Had the same problem and followed the directions posted here to tighten the spring. Very simple fix with the belly pan removed to verify proper function.
Thanks to all for the info.


----------



## HankOrange

HillnGullyRider said:


> https://www.youtube.com/watch?v=eh1nFjSaags
> 
> https://www.youtube.com/watch?v=dcfXcMwm0NM
> 
> From service manual,
> 
> NOTE: The wheel lock will not release when under load.
> Do not unlock the wheel while turning. If the wheel lock will not release, turn the unit slightly left or right to relieve
> axle load and release the axle lock.


I own a 921013 Ariens. The drive wheels have not worked well since I purchased this machine new, maybe 2005?? Anyway. I finally got it working properly and consistently. First, Came to find out the woodruff key or square machine key was missing. part sits on the axle in the slot before the wheel goes on. the correct size of the key is 1/4 x 3/16 x 1. You can buy these online for anywhere from 2 to 8 dollars. I purchased mine at a big box store for $0.69 as a 1/4 x 1/4 x 1 and then ground one side down to 3/16" . Second, I adjusted the speed selector lever to the proper tension. Other threads cover this in detail so I will only highlight how I did this. On speed selector, put in high gear, remove cotter pin on the rod close to belly pan, pull the threaded assembly out of the speed lever, push speed lever all the way down to high speed, thread the assembly so it fits back in to the rod (I only turned my assembly 3 turns) and reinstall cotter pin. Now the speed selector is adjusted. Third, I adjusted the tension on my drive cable so the drive flywheel engages fully. Again, read other threads.

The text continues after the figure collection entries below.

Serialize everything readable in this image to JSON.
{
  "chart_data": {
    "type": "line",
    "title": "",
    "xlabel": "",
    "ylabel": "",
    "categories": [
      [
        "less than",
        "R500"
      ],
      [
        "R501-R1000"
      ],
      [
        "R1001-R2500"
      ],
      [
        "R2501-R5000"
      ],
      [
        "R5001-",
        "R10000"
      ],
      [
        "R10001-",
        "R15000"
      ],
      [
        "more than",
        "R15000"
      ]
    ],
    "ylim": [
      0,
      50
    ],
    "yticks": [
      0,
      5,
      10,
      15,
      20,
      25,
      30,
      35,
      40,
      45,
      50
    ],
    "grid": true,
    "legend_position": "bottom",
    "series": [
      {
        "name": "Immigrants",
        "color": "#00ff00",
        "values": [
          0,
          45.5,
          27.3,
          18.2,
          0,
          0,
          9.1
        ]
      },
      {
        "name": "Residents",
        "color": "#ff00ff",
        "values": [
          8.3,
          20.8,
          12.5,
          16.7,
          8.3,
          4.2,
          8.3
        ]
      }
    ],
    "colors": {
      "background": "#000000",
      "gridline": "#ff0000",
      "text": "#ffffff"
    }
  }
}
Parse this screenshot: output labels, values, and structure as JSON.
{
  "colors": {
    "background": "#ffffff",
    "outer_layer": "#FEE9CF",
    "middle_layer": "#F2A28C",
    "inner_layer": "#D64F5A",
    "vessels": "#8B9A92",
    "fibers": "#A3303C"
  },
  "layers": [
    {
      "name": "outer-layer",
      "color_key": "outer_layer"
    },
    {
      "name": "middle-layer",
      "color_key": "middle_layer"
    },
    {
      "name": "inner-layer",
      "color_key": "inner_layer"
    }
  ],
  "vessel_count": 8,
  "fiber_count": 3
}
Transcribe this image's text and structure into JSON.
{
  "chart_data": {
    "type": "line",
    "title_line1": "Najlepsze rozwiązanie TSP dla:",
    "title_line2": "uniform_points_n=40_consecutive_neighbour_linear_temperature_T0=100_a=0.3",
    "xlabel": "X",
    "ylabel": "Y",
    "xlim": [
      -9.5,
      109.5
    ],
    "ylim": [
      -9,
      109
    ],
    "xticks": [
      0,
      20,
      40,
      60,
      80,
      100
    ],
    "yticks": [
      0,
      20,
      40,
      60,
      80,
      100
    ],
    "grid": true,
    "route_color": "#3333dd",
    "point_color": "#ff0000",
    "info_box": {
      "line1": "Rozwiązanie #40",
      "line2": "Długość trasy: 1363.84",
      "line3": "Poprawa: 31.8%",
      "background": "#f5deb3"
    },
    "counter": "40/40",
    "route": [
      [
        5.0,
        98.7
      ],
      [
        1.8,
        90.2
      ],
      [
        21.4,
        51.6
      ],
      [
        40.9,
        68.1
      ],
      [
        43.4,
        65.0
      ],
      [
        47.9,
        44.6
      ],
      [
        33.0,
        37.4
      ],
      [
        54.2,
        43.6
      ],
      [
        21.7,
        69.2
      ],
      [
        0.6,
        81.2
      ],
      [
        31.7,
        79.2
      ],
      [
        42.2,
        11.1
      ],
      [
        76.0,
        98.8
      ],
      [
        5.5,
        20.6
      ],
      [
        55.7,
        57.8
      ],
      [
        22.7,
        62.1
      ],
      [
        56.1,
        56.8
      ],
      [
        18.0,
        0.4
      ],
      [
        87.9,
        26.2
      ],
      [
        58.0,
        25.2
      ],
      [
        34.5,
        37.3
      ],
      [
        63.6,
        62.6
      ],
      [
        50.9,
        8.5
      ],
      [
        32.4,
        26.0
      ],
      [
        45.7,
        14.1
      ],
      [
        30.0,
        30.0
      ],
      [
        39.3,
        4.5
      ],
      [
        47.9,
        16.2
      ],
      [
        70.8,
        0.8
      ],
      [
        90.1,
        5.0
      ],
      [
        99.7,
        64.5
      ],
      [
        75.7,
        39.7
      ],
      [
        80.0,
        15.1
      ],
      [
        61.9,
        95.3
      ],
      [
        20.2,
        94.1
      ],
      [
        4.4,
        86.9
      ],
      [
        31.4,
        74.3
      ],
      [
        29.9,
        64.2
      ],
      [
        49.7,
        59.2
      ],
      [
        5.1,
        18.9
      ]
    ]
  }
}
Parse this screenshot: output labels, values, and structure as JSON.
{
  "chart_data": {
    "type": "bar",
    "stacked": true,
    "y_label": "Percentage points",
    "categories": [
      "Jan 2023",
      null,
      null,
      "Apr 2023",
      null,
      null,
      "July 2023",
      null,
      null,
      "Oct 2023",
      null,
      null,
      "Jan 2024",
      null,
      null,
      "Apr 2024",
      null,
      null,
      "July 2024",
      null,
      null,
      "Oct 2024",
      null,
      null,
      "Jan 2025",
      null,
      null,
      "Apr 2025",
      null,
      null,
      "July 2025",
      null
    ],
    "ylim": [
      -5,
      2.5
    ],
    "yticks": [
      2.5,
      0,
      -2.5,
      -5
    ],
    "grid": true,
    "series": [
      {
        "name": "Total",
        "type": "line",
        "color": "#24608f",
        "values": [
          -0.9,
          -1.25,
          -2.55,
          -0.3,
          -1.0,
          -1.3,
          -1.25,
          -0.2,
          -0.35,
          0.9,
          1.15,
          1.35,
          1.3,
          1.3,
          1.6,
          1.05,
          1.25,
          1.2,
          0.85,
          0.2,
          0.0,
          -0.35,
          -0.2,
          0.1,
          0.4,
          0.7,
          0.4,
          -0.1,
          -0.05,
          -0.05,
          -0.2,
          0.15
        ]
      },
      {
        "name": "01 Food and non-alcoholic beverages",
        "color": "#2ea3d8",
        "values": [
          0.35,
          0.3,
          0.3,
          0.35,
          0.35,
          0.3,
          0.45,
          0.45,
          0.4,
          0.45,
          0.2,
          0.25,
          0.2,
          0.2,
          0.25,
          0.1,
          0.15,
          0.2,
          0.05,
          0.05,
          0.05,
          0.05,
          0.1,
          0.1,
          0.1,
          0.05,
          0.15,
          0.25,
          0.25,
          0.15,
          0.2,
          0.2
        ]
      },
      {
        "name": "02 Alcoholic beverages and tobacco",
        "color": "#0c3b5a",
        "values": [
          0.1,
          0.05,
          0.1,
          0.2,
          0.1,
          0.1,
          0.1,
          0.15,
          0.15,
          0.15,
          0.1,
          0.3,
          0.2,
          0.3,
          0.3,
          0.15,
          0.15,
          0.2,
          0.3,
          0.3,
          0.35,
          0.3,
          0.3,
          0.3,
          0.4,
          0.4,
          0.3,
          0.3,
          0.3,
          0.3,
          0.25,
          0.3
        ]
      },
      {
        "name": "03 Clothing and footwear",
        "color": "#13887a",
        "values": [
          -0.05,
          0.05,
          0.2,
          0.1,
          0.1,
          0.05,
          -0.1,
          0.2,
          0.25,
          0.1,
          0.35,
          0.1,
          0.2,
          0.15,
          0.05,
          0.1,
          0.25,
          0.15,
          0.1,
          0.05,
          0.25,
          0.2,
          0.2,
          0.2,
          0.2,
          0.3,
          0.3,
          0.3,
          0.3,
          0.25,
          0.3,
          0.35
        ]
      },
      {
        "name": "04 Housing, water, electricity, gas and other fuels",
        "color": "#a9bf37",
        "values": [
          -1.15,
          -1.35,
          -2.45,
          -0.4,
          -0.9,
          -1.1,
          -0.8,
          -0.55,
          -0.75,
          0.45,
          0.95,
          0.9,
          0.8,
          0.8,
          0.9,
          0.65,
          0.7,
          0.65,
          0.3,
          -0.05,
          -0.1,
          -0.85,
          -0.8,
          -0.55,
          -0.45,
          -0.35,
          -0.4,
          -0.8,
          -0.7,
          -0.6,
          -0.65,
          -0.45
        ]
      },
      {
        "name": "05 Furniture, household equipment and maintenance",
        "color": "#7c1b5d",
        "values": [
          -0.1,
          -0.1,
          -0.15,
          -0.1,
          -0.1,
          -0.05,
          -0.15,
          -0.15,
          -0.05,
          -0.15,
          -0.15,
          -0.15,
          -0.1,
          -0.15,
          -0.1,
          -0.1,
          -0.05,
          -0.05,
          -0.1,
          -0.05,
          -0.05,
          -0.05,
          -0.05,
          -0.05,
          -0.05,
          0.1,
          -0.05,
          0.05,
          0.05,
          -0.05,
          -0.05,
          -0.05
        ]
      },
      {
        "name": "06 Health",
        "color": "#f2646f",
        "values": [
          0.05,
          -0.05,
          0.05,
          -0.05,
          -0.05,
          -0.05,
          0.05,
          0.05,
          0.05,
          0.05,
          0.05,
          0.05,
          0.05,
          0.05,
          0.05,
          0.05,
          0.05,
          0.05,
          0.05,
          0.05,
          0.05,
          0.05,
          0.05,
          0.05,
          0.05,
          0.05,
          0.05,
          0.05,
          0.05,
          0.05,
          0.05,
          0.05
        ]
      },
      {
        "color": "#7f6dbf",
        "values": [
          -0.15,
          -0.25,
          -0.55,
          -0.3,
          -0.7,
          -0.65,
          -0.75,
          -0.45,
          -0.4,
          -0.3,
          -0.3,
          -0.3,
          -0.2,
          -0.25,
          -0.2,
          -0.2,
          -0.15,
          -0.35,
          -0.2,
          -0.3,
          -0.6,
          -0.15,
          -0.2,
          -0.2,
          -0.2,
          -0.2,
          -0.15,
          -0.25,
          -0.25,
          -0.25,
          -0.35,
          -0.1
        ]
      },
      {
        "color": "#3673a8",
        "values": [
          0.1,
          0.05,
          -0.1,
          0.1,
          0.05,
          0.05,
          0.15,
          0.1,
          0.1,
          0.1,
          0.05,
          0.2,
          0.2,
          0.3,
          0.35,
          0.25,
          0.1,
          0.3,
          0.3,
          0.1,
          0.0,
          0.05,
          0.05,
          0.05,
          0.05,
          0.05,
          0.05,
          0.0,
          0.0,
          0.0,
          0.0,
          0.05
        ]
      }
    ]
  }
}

Fourth, Adjust the clutch cable. 8 threads from the top should be showing from the factory. I didn't actually do anything to this cable as I hardly ever used it. Make sure it is lubricated or at least slides easily. And Finally, and this is the real issue I had; On the video in the thread where the guy shows how the free wheeling clutch mechanism is supposed to work, there is a dark black lever on the back left side of the clutch area. That lever is spring loaded and on my machine, it was tilted too far to the left so not engaging with the clutch properly. I simply pushed the lever back and released it!! Then it properly lined up to the clutch. HillnGullyRider posted a video on the 2/3/2015 of how the actuator (clutch) works. On the video you can see the lever immediately to the left (behind) of the two springs. Hope this works for you guys! Good luck.


----------



## Nesta

I know this is an old thread, but I found a great solution!
I just had the exact same problem. All you need to do is remove lubricate the differential. 
1) Tilt the snowblower into the service position.
2) Remove the six bolts on the back to open up the access door. 
3) Try spinning the wheels and pulling on the differential lock to see how smoothly things are moving. If your differential wont engage, they likely aren't moving smoothly and you can probably feel some excessive tension in the cable. 
4) Dump some oil (I used motor oil) on the differential, spin the wheels back and forth, pull the differential lever. You want to get things moving and get that oil deep in there. Keep pouring oil, spinning the wheels, and pulling the lever until things start moving smoothly. Take your time here and be generous with the oil. Make sure you dont get any oil on the friction wheel.
5) Clean up your mess. Be aware that the spilled oil can eat away at your paint, so you'll want to do a good job of cleaning your mess.
6) Bolt everything back up and enjoy.


----------



## Dannyboy

HillnGullyRider said:


> Apparently a lot of folks felt like this, that's why they went to auto-turn so you could have a whole new set of headaches to deal with.
> There is an AT retrofit kit available for your machine. it's about $150.
> 
> Be known though, nothing tracks straighter than that setup you have (aside from a solid straight axle). So if you can live with muscling it around the 180 turns without unlocking (this is what i do), then you are good to go.





HillnGullyRider said:


> Apparently a lot of folks felt like this, that's why they went to auto-turn so you could have a whole new set of headaches to deal with.
> There is an AT retrofit kit available for your machine. it's about $150.
> 
> Be known though, nothing tracks straighter than that setup you have (aside from a solid straight axle). So if you can live with muscling it around the 180 turns without unlocking (this is what i do), then you are good to go.


Mine is locked in two wheel and if I had to choose , that is what I prefer. I have a decent incline so two wheel is a must. I make wide turns at the bottom (apron) or top (mine gets much wider at the top for turn around), using the chute direction to send snow where I want it to go. But the easiest thing to do is just rock it back and pivot (low speed), the wheel are on snow anyway and the pivot is virtually 180...little resistance that way


----------